Vorbei an großen Hippo-Pools steuerten wir unsere erste Schlafmöglichkeit an. Dieses Mal waren wir „zu Gast“ bei dem Tshaa Community Camp, das von einer örtlichen Gemeinde in der Savuti-Region betrieben wird. Dort angekommen, fanden wir eine gelangweilt auf Campingstühlen sitzende Gruppe vor, die ebenso überrascht von uns war wie die Elefanten. Ist wohl lange niemand mehr hier gewesen. Nach einem kurzen hin und her, wer denn jetzt wohl zuständig für uns ist, opferte sich eine junge Frau auf. Etwas patzig teilte sie uns mit, dass eine Übernachtung auf ihren Plätzen knapp 60€ je Auto kosten solle. Über die Preispolitik in diesem Land durften wir uns ja bereits wundern, die zusätzliche Art und Weise von Unfreundlichkeit und fehlendem Servicegedanken munterte uns aber dazu auf, nicht ohne weiteres auf das Angebot einzugehen. Uns allen schien es, als sei in einem Großteil des Landes die Strategie eingeführt worden, Europäern oder anderen aus ihrer Sicht vermögenden Reisenden das Höchstmaß an Preisen abzuverlangen. Als seien 50 Euro für und ein kleiner Schein, der locker in der Hosentasche sitzt. Als eine Art Erziehungsmaßnahme entschlossen wir uns, erstmal mitzuteilen, dass dieser Preis für uns einfach zu hoch sei, wir uns den Platz aber trotzdem ansehen und bei Bedarf zurückkehren würden. Man darf ja schließlich nicht vergessen, dass es sich bei all diesen Plätzen in der Regel lediglich um rudimentäre Bereiche in der Natur mit Plumpsklo und Dusche (meist ohne Wasser) handelt. Für 60 Euro bekommt man in Deutschland schließlich schon ein einfaches Hotelzimmer im Motel One. Wir machten uns etwas genervt auf den Weg zu dem uns zugewiesenen Platz und mussten nach beschwerlicher Zufahrt und schlechter Beschilderung zugeben, einen wundervollen Platz mitten in der Natur vorgefunden zu haben. Toilette und Dusche waren von der Natur leicht zugestaubt, aber sogar ein paar Tropfen Wasser quälten sich aus dem Wassertank. Wir waren etwas hin- und hergerissen, wollten definitiv bleiben (zumal es auch keine Alternativen gab) und versuchten, der Community ein Gegenangebot zu machen, das für uns so gerade noch in Ordnung war und für die Locals trotzdem gutes Geld einspielt. Ohne zu Zucken ließ sich die etwas aufgelockerte Dame auf unser Gegenangebot ein und für etwa 19 Euro pro Person durften wir das Camp beziehen.

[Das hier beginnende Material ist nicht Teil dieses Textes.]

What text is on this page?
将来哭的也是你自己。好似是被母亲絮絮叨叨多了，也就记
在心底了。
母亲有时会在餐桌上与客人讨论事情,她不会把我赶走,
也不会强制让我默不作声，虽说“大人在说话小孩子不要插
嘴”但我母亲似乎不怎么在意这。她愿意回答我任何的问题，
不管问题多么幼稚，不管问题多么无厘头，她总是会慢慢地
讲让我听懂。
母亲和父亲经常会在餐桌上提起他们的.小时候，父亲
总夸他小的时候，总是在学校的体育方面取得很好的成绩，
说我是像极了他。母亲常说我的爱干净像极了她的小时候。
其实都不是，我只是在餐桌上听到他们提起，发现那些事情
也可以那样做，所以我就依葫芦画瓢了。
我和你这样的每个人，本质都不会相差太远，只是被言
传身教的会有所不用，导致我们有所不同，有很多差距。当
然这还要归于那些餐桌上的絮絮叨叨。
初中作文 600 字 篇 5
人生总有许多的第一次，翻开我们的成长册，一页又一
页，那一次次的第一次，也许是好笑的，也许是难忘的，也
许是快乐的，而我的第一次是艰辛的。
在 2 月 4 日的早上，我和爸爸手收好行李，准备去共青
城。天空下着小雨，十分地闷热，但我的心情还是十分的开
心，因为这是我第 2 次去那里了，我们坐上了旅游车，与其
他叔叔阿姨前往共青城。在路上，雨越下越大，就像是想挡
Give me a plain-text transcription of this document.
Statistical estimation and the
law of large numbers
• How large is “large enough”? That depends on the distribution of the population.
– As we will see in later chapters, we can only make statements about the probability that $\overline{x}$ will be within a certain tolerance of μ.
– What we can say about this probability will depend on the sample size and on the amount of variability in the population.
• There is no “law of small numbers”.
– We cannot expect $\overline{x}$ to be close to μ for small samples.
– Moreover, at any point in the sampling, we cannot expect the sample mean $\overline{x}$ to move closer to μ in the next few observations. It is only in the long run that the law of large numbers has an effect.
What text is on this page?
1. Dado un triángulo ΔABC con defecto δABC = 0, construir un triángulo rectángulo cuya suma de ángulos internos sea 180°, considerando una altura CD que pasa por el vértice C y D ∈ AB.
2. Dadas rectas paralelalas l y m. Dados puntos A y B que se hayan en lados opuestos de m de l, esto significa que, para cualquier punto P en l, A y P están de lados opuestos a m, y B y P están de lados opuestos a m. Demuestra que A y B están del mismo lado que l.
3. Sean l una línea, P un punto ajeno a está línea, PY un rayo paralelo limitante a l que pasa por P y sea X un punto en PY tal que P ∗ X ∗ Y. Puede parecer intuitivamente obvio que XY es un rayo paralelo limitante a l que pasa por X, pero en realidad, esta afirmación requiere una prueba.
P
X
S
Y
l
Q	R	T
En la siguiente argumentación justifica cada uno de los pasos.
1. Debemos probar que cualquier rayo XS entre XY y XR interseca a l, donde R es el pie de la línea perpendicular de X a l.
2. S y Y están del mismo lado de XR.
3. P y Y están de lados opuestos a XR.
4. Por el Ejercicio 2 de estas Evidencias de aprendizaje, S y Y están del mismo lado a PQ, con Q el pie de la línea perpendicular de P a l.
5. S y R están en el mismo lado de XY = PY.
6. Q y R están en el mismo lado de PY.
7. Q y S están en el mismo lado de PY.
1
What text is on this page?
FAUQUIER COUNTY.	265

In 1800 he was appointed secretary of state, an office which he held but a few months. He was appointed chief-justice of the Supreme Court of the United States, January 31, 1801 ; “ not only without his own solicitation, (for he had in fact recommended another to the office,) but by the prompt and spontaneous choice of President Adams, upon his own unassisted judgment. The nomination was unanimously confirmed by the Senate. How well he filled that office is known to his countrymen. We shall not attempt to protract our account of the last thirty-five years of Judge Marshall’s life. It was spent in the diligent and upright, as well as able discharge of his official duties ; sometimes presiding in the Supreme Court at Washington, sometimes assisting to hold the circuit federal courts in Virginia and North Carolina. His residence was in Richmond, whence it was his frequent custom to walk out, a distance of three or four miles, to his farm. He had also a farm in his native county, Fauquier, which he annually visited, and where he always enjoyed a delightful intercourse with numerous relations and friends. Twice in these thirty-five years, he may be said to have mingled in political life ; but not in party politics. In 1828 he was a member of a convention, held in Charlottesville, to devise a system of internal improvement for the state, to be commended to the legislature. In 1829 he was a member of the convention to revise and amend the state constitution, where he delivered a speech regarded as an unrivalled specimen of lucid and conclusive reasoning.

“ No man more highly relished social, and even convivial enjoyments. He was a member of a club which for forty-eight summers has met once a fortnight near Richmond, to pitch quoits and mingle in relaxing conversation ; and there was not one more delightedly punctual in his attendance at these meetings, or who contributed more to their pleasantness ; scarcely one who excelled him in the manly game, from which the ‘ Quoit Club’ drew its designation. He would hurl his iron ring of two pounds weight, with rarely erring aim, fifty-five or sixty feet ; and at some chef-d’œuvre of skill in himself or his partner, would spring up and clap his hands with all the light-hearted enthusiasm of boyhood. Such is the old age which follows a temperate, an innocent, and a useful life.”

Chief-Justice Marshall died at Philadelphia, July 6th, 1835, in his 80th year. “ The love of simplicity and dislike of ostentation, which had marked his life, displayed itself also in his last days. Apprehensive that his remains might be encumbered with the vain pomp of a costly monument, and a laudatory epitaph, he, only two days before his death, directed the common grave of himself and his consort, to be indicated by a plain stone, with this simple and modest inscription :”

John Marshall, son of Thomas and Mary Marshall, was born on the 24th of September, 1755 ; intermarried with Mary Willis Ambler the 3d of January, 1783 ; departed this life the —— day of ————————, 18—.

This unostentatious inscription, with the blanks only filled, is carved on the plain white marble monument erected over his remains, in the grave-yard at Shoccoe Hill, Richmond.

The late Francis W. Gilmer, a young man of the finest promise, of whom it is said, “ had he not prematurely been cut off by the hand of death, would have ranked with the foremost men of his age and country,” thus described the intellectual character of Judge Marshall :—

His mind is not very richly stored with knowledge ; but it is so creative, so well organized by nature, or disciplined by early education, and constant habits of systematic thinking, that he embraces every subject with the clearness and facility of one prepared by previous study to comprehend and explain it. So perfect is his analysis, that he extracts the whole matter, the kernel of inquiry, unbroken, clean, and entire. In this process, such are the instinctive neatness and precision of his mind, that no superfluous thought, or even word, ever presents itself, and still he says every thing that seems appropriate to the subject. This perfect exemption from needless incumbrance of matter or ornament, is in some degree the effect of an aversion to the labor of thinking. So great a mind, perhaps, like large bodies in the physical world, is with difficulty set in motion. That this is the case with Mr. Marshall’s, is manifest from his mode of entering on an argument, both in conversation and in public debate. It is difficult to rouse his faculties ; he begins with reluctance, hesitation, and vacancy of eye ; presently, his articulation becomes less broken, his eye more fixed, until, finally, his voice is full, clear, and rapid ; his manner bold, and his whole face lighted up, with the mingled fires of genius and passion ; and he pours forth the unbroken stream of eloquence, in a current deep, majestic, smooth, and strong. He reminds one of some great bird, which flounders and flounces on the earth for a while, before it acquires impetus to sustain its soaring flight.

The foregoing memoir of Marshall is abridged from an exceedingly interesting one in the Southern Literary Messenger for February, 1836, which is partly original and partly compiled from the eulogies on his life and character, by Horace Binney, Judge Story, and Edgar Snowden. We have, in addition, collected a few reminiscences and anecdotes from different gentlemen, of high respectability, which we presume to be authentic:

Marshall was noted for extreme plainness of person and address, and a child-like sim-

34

Zurück am Camp machten wir uns bereit für ein gemütliches BBQ. Um uns herum grasten abwechselnd mehrere Elefanten, die Nilpferde grunzten und wir stellten fest, dass dieser Platz für uns alle wohl einer der schönsten war. Nach einem leckeren Abendessen ging die Sonne langsam unter und als sich die Nilpferde lautstark ins Wasser fallen ließen, um in unsere Richtung zu schwimmen, machten wir uns langsam auf den Weg in unsere Zelte. Von dort aus konnten wir ihre Augen im Taschenlampenlicht reflektieren sehen.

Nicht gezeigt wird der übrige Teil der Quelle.